The main criteria the artist must follow is that their work can live outside for a year without maintenance.

Many artists tend to use different types of metal because these are more durable for staying outside for long periods of time, but there have been some treated wood entries. The sculptures are displayed for a whole year.

The submissions start coming in around late November with a call out nationwide, where they invite the artist to submit pictures of their current work, or they propose a new piece.

“We get all of those entries together, and then in early December, we meet with our selected juror for the year, who's actually selected by the outdoor or the public art committee, which is a city-wide committee,” Sexton said.

When making the seven selections, the juror has the final say, but they also open up to conversation with the other members for the deciding pieces.
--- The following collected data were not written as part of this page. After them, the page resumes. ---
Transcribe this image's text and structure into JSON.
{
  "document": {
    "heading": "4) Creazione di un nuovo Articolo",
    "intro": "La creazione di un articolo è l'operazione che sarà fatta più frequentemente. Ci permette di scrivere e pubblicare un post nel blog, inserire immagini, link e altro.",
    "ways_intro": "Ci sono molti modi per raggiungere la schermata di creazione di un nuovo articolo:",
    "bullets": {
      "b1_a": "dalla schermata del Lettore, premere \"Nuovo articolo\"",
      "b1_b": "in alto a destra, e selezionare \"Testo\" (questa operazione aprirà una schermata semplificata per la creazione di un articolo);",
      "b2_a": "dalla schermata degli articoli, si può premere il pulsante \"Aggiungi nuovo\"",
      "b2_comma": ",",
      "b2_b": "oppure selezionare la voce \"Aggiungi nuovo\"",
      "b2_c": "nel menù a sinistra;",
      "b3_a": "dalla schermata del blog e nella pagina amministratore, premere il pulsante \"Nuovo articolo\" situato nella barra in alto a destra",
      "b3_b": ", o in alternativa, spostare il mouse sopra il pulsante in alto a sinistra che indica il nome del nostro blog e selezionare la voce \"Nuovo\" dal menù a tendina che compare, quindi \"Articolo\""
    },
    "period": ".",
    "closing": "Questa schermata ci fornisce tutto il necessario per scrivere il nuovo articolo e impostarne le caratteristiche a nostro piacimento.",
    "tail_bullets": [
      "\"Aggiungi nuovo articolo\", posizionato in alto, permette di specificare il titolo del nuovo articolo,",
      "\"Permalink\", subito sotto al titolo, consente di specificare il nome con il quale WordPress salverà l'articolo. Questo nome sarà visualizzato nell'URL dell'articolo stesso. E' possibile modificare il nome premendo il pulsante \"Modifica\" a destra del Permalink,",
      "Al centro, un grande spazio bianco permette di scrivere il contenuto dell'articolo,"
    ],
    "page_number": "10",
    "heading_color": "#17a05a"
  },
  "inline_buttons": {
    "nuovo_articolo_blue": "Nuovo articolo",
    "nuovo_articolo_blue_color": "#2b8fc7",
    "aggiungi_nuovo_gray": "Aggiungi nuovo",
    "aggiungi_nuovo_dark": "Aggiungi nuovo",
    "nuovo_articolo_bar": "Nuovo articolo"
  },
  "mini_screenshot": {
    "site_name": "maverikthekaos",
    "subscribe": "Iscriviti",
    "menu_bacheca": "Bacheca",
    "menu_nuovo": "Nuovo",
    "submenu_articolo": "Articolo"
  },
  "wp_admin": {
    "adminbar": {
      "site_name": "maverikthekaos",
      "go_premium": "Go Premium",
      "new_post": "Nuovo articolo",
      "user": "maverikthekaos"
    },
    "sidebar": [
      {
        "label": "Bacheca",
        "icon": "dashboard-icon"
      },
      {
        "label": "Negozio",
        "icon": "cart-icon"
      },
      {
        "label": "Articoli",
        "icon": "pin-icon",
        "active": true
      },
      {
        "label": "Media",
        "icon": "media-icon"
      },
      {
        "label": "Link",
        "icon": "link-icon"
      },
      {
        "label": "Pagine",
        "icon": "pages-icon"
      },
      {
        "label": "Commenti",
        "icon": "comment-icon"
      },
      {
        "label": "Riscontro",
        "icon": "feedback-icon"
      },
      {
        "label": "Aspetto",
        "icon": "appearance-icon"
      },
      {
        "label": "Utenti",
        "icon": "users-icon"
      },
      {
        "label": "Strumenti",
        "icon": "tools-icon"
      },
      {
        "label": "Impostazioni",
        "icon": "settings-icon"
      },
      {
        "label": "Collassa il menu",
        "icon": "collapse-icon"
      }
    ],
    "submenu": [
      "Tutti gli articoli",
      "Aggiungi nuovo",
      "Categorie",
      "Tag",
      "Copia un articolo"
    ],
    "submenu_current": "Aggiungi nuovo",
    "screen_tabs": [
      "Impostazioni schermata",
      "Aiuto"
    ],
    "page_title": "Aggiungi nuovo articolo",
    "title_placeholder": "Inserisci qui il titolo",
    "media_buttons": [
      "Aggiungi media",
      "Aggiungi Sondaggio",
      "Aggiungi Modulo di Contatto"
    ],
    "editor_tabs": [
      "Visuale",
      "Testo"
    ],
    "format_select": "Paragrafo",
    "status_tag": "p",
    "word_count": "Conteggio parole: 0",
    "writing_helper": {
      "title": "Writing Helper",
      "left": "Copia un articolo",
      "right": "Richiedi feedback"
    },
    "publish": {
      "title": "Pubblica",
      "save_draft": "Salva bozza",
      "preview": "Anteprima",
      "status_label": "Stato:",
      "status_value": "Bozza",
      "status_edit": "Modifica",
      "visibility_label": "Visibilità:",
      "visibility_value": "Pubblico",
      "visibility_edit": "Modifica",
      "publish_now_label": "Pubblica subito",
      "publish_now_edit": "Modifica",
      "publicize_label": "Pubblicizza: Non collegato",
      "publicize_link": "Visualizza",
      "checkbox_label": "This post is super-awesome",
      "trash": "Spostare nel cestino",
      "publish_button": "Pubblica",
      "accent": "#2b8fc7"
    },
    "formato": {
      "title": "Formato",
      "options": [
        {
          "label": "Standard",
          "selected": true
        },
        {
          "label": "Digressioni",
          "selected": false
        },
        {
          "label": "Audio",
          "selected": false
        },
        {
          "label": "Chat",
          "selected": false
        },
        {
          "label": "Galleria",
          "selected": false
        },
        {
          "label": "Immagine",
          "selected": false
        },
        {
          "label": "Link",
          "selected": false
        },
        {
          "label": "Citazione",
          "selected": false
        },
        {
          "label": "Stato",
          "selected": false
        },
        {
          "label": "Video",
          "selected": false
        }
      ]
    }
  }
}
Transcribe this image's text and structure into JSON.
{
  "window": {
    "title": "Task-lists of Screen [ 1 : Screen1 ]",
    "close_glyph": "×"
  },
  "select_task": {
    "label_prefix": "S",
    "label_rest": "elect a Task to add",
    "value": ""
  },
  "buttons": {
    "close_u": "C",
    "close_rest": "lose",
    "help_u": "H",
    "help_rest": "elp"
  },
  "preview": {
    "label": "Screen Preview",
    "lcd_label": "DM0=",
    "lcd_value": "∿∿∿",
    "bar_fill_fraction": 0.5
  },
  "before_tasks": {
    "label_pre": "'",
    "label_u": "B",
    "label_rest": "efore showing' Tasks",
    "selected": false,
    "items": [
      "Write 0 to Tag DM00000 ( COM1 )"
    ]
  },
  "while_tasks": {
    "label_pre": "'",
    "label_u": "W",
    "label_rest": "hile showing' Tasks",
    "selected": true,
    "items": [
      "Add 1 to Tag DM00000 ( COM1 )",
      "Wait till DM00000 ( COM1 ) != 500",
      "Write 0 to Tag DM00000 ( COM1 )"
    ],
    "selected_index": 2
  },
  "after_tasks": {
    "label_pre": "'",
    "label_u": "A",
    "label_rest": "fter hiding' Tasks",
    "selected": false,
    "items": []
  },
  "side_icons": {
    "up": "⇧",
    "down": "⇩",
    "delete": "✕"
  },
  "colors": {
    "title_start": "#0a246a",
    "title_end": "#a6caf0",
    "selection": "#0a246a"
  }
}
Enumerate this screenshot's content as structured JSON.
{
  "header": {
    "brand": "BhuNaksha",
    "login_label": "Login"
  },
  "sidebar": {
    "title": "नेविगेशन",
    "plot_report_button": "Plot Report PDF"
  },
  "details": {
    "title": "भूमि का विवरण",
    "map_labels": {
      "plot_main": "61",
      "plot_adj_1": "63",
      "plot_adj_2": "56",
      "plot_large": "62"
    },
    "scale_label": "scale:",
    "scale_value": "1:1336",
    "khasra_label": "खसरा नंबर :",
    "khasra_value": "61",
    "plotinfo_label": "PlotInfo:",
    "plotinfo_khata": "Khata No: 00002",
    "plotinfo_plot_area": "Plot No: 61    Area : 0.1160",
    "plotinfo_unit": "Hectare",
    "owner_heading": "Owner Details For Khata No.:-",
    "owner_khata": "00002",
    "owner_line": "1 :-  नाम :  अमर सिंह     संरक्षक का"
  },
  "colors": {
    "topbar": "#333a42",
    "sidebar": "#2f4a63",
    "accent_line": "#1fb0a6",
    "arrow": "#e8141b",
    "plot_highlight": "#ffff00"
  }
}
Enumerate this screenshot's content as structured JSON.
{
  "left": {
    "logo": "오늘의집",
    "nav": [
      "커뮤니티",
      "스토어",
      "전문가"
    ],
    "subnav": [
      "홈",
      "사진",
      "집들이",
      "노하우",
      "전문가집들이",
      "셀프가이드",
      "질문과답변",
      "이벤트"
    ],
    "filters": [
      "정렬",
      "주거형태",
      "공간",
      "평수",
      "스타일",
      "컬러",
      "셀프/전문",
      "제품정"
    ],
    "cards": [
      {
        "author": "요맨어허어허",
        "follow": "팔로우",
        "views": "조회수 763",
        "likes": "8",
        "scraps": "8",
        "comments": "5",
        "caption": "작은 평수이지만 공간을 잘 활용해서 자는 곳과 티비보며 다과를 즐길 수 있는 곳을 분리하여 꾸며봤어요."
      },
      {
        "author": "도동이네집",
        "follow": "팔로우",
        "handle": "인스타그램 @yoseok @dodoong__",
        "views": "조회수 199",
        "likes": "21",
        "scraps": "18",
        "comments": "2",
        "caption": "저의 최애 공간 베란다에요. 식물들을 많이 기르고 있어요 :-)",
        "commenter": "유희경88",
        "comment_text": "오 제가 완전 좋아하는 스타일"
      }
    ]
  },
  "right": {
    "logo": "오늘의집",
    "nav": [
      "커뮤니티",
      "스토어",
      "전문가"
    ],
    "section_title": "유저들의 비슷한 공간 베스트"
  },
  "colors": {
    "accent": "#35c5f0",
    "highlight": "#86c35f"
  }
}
“There's usually not a theme necessarily, but your juror is really going to impact the works that are selected, so you'll kind of see something that connects them all together,” Sexton said.

Andrew Arvanetes worked with the Outdoor Sculpture Exhibition to be this year’s juror for the show. Sexton said this year, the pieces all were metal but the pieces that were selected by the juror were very diverse. There were 20 submissions from this year and only seven selected that are out for display.

Sexton said the main purpose of this exhibition is to get the public involved in arts within their community.

“So many people think that art is something that was in a museum or in a gallery, and it's something that you have to be trained to interact with or train to look at,” Sexton said. “That's completely untrue. Public art does a really good job of kind of giving people a point of access to be able to interact with it. So, for us, it's that we want to get as many people excited about art as possible.”